Et, quand elle fut partie:
--Ce n'est pas parce qu'elle est malade, fit madame de Frémilly, que je vous ai fait appeler.
--Pourquoi donc?
--Parce que je veux savoir ... parce que je veux savoir si vous ne vous êtes pas trompé l'autre jour, si ma petite-fille, comme vous me l'avez dit, est vraiment enceinte.
--Mais, madame la baronne, fit aussitôt le docteur, il n'y a pas le moindre doute à avoir là-dessus.
--Pas le moindre doute?
--Non, pas le moindre. Et si je n'avais pas eu une certitude, je ne me serais pas prononcé aussi catégoriquement. Ce sont là des choses si délicates! Du reste, je suis prêt à vous le prouver.
--Et comment?
--Elle est couchée, à cette heure. Elle dort.
--Probablement.
--Eh bien! nous allons entrer dans sa chambre, et je vous mettrai sous les yeux les preuves.
--Oui, fit la grand'mère, résolue, allons!
Et elle se disposa à sortir avec le médecin.
Mais elle ne put s'empêcher de murmurer tout haut:
--Ah! si c'est vrai, c'est la plus infâme, la plus indigne des créatures!
--Pourquoi donc? demanda le docteur surpris.
--Comme elle m'a trompée, comme elle m'a menti!... Elle m'a affirmé avec tant de conviction, avec une telle sincérité dans la voix, une telle candeur dans le regard, qu'elle n'avait eu conscience de rien, que j'avais fini par la croire!

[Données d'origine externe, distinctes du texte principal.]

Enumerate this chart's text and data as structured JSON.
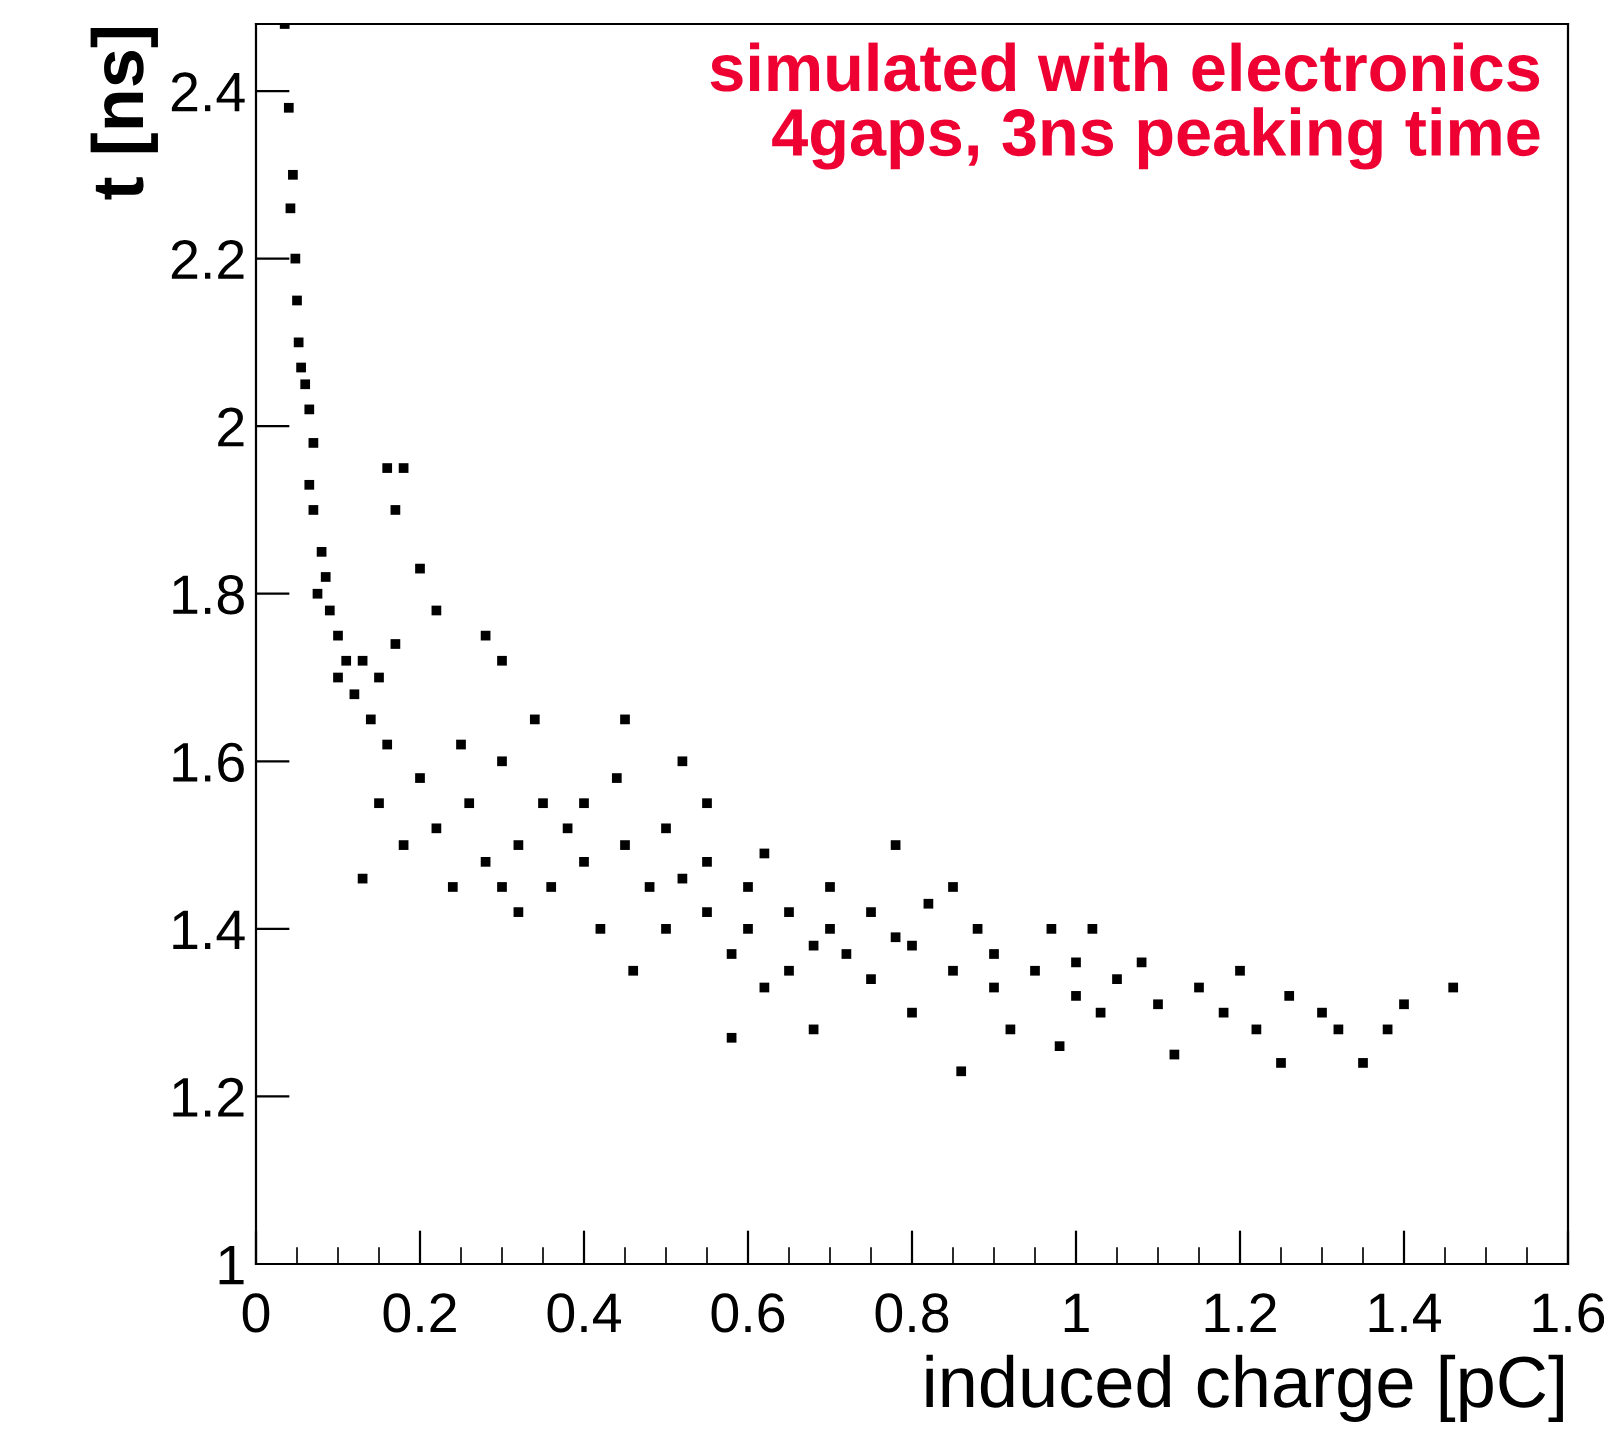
{
  "chart_data": {
    "type": "scatter",
    "xlabel": "induced charge [pC]",
    "ylabel": "t [ns]",
    "annotations": [
      "simulated with electronics\n4gaps, 3ns peaking time"
    ],
    "xlim": [
      0,
      1.6
    ],
    "ylim": [
      1,
      2.48
    ],
    "xticks": [
      0,
      0.2,
      0.4,
      0.6,
      0.8,
      1,
      1.2,
      1.4,
      1.6
    ],
    "yticks": [
      1,
      1.2,
      1.4,
      1.6,
      1.8,
      2,
      2.2,
      2.4
    ],
    "marker": "square",
    "grid": false,
    "legend": false,
    "series": [
      {
        "color": "#000000",
        "x": [
          0.035,
          0.04,
          0.045,
          0.042,
          0.048,
          0.05,
          0.052,
          0.055,
          0.06,
          0.065,
          0.07,
          0.065,
          0.07,
          0.08,
          0.085,
          0.09,
          0.075,
          0.1,
          0.11,
          0.1,
          0.12,
          0.13,
          0.15,
          0.14,
          0.16,
          0.17,
          0.18,
          0.16,
          0.17,
          0.2,
          0.22,
          0.13,
          0.15,
          0.18,
          0.2,
          0.22,
          0.24,
          0.25,
          0.28,
          0.3,
          0.26,
          0.3,
          0.32,
          0.28,
          0.3,
          0.35,
          0.34,
          0.38,
          0.36,
          0.32,
          0.4,
          0.42,
          0.44,
          0.45,
          0.46,
          0.48,
          0.5,
          0.5,
          0.52,
          0.55,
          0.55,
          0.58,
          0.6,
          0.6,
          0.62,
          0.65,
          0.65,
          0.68,
          0.7,
          0.7,
          0.72,
          0.75,
          0.75,
          0.78,
          0.8,
          0.8,
          0.82,
          0.85,
          0.86,
          0.88,
          0.9,
          0.9,
          0.92,
          0.95,
          0.97,
          1.0,
          1.0,
          1.03,
          1.05,
          1.08,
          1.1,
          1.12,
          1.15,
          1.18,
          1.2,
          1.22,
          1.25,
          1.26,
          1.3,
          1.32,
          1.35,
          1.38,
          1.4,
          1.46,
          0.58,
          0.68,
          0.98,
          0.45,
          0.52,
          0.78,
          0.62,
          0.55,
          0.4,
          0.85,
          1.02
        ],
        "values": [
          2.48,
          2.38,
          2.3,
          2.26,
          2.2,
          2.15,
          2.1,
          2.07,
          2.05,
          2.02,
          1.98,
          1.93,
          1.9,
          1.85,
          1.82,
          1.78,
          1.8,
          1.75,
          1.72,
          1.7,
          1.68,
          1.72,
          1.7,
          1.65,
          1.62,
          1.74,
          1.95,
          1.95,
          1.9,
          1.83,
          1.78,
          1.46,
          1.55,
          1.5,
          1.58,
          1.52,
          1.45,
          1.62,
          1.75,
          1.72,
          1.55,
          1.6,
          1.5,
          1.48,
          1.45,
          1.55,
          1.65,
          1.52,
          1.45,
          1.42,
          1.48,
          1.4,
          1.58,
          1.5,
          1.35,
          1.45,
          1.52,
          1.4,
          1.46,
          1.42,
          1.55,
          1.37,
          1.45,
          1.4,
          1.49,
          1.35,
          1.42,
          1.38,
          1.45,
          1.4,
          1.37,
          1.42,
          1.34,
          1.39,
          1.3,
          1.38,
          1.43,
          1.35,
          1.23,
          1.4,
          1.33,
          1.37,
          1.28,
          1.35,
          1.4,
          1.32,
          1.36,
          1.3,
          1.34,
          1.36,
          1.31,
          1.25,
          1.33,
          1.3,
          1.35,
          1.28,
          1.24,
          1.32,
          1.3,
          1.28,
          1.24,
          1.28,
          1.31,
          1.33,
          1.27,
          1.28,
          1.26,
          1.65,
          1.6,
          1.5,
          1.33,
          1.48,
          1.55,
          1.45,
          1.4
        ]
      }
    ]
  }
}
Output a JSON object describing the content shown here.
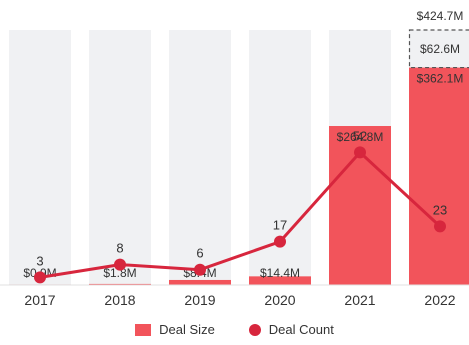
{
  "chart_data": {
    "type": "bar",
    "categories": [
      "2017",
      "2018",
      "2019",
      "2020",
      "2021",
      "2022"
    ],
    "series": [
      {
        "name": "Deal Size",
        "kind": "bar",
        "unit": "$M",
        "values": [
          0.9,
          1.8,
          8.4,
          14.4,
          264.8,
          362.1
        ],
        "labels": [
          "$0.9M",
          "$1.8M",
          "$8.4M",
          "$14.4M",
          "$264.8M",
          "$362.1M"
        ]
      },
      {
        "name": "Deal Count",
        "kind": "line",
        "values": [
          3,
          8,
          6,
          17,
          52,
          23
        ],
        "labels": [
          "3",
          "8",
          "6",
          "17",
          "52",
          "23"
        ]
      }
    ],
    "extra_segment": {
      "category": "2022",
      "value": 62.6,
      "label": "$62.6M",
      "total": 424.7,
      "total_label": "$424.7M"
    },
    "bar_ylim": [
      0,
      424.7
    ],
    "line_ylim": [
      0,
      100
    ],
    "grid": false,
    "legend": "bottom-center",
    "colors": {
      "bar": "#f2545b",
      "background_column": "#f0f1f3",
      "line": "#d7263d",
      "label_text": "#333333",
      "dashed_border": "#555555"
    }
  }
}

--C'est possible, dit le médecin, qu'elle ne se soit pas rendu compte.
--Alors, cet homme aurait abusé d'elle à son insu, abusé de sa naïveté, de son ignorance? Ce serait alors le plus méprisable et le plus vil des hommes!
--Je ne puis rien vous dire à ce sujet, madame la baronne; ce que je puis affirmer, c'est que je ne me suis pas trompé, que mademoiselle de Frémilly est enceinte.
--Il faut bien, fit la grand'mère, que ce soit vrai, puisqu'une personne qui ne la connaît pas, qui l'a vue aujourd'hui pour la première fois, s'en est aperçue.
--Et qui donc?
--Une ancienne camarade de pension, qui est venue me rendre visite. Elle m'a demandé perfidement si ma petite-fille était mariée. Mais elle devait savoir le contraire. Et, quand je l'ai interrogée pour savoir pourquoi elle me faisait cette question, elle m'a répondu: «Parce que, si elle était mariée, j'aurais cru qu'elle était enceinte: elle a le masque.»
--Oui, dit le médecin, elle l'a. Et je vais vous le montrer!
Et tous les deux, à pas furtifs, éclairés par le flambeau que la baronne tenait à la main, et dont la lumière dansait dans l'ombre des couloirs, ils se dirigèrent vers la chambre de mademoiselle de Frémilly.
VII
Doucement, avec d'infinies précautions, la baronne tourna le loquet de la porte. Le silence était profond. Le château tout entier semblait endormi. On n'entendait d'autre bruit que le souffle des rafales qui venaient se briser contre les lourdes murailles, en agitant les ardoises des tourelles.
La porte ouverte, madame de Frémilly avança la tête. Et elle eut un petit recul.
--Elle n'est pas couchée, fit-elle.
En effet, elle venait d'apercevoir la jeune fille étendue, tout habillée, sur son canapé.
Le médecin cessa d'avancer.
Il restait dans l'ombre, ne voulant pas être vu, si mademoiselle de Frémilly ne dormait pas.
La grand'mère seule fit quelques pas dans la pièce, en couvrant de ses mains la lumière trop vive du flambeau qu'elle tenait.